Joram se volvió hacia Simkin, perplejo; pero el joven barbudo, jugueteando con el pañuelo de seda naranja que tenía en la mano, le dirigió una ligera sonrisa.

—La paciencia ha obtenido su recompensa —dijo—. Somos los siguientes.

Joram no tuvo tiempo de pensar en nada más.

Como si viniera de muy lejos, oyó que el heraldo golpeaba el suelo con el bastón y anunciaba con voz melodiosa:

—Simkin, huésped de lord Samuels…

El resto de la presentación se perdió en un murmullo de risas procedente de los espectadores. Simkin debía estar haciendo alguna de sus payasadas; pero Joram estaba demasiado aturdido y confuso para darse cuenta claramente de lo que era. Vio a Simkin acercarse, sus blancos ropajes refulgiendo bajo la misma luz brillante que extendía un halo alrededor del Emperador y la Emperatriz.

La Emperatriz. Joram se sintió de nuevo forzado a mirarla, mientras el heraldo anunciaba:

—Joram, huésped de lord Samuels y de su familia.

Al oír su nombre, Joram comprendió que debía avanzar, pero se sintió repentinamente asaltado por la sensación de que era el objeto de la atención de cientos de pares de ojos. El recuerdo de la muerte de su madre le vino a la memoria con toda claridad. Podía ver a la gente, mirándolo fijamente. Deseó estar solo. ¿Por qué… por qué lo miraban?

Joram se dio cuenta de que el Emperador y Simkin estaban hablando. Pero no tenía ni idea de lo que hablaban. Le era imposible oír nada. Sentía un extraño fragor en sus oídos como el bramido de un viento de tormenta. Quería huir desesperadamente, y sin embargo no podía moverse. Se hubiera quedado allí eternamente si no hubiera sido porque el heraldo —consciente de que era necesario que la cola avanzara y acostumbrado a que muchos experimentaran aquel sublime temor cuando estaban en presencia de Su Majestad— le dio a Joram un suave empujoncito. Dando un traspié, el muchacho se tambaleó hacia adelante y se detuvo frente al Emperador.

Joram tuvo la suficiente presencia de ánimo como para hacer una profunda reverencia, copiando a Simkin, y empezó a farfullar algo sin tener la más mínima idea de lo que estaba diciendo.
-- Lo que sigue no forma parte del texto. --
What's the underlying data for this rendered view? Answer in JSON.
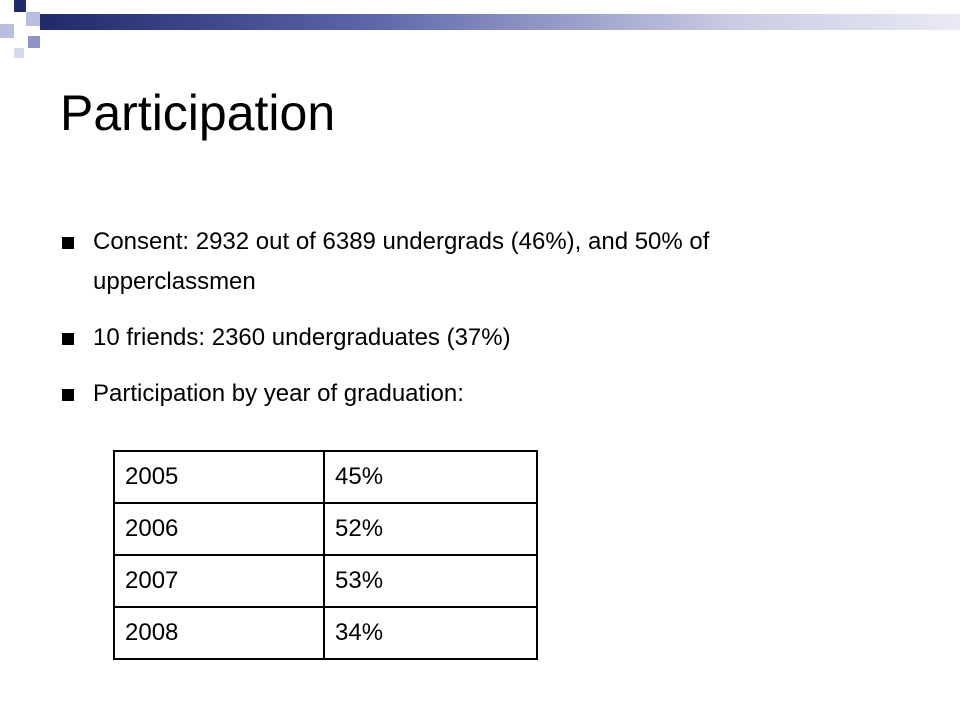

El Emperador lo interrumpió con suavidad. Recordó haberlo conocido en casa de lord Samuels y le deseó que su estancia en Merilon le resultase agradable. Luego la real mano lo despidió con un gesto y Joram dio unos pasos por el acristalado suelo para ir a detenerse ante la Emperatriz. Vagamente, se daba cuenta de que Simkin lo observaba. Si no hubiera sido porque resultaba demasiado increíble, Joram hubiera dicho que los labios del joven, medio ocultos por la barba, estaban entreabiertos en una mueca burlona.

Cohibido, Joram se inclinó ante la Emperatriz, mientras se devanaba los sesos para encontrar algo que decirle. Deseaba levantar los ojos para mirar a aquella mujer y al mismo tiempo sentía un vivo deseo de alejarse rápidamente, con la mirada gacha tal y como había visto hacer a tantos antes de él.

Inmóvil frente a ella, pudo percibir un ligero y empalagoso olor que parecía emanar de su cuerpo.

Se decía que era la mujer más hermosa del mundo. Pero Joram deseaba comprobarlo por sí mismo.

Alzó la cabeza…

… y se encontró con los ojos sin vida de un cadáver.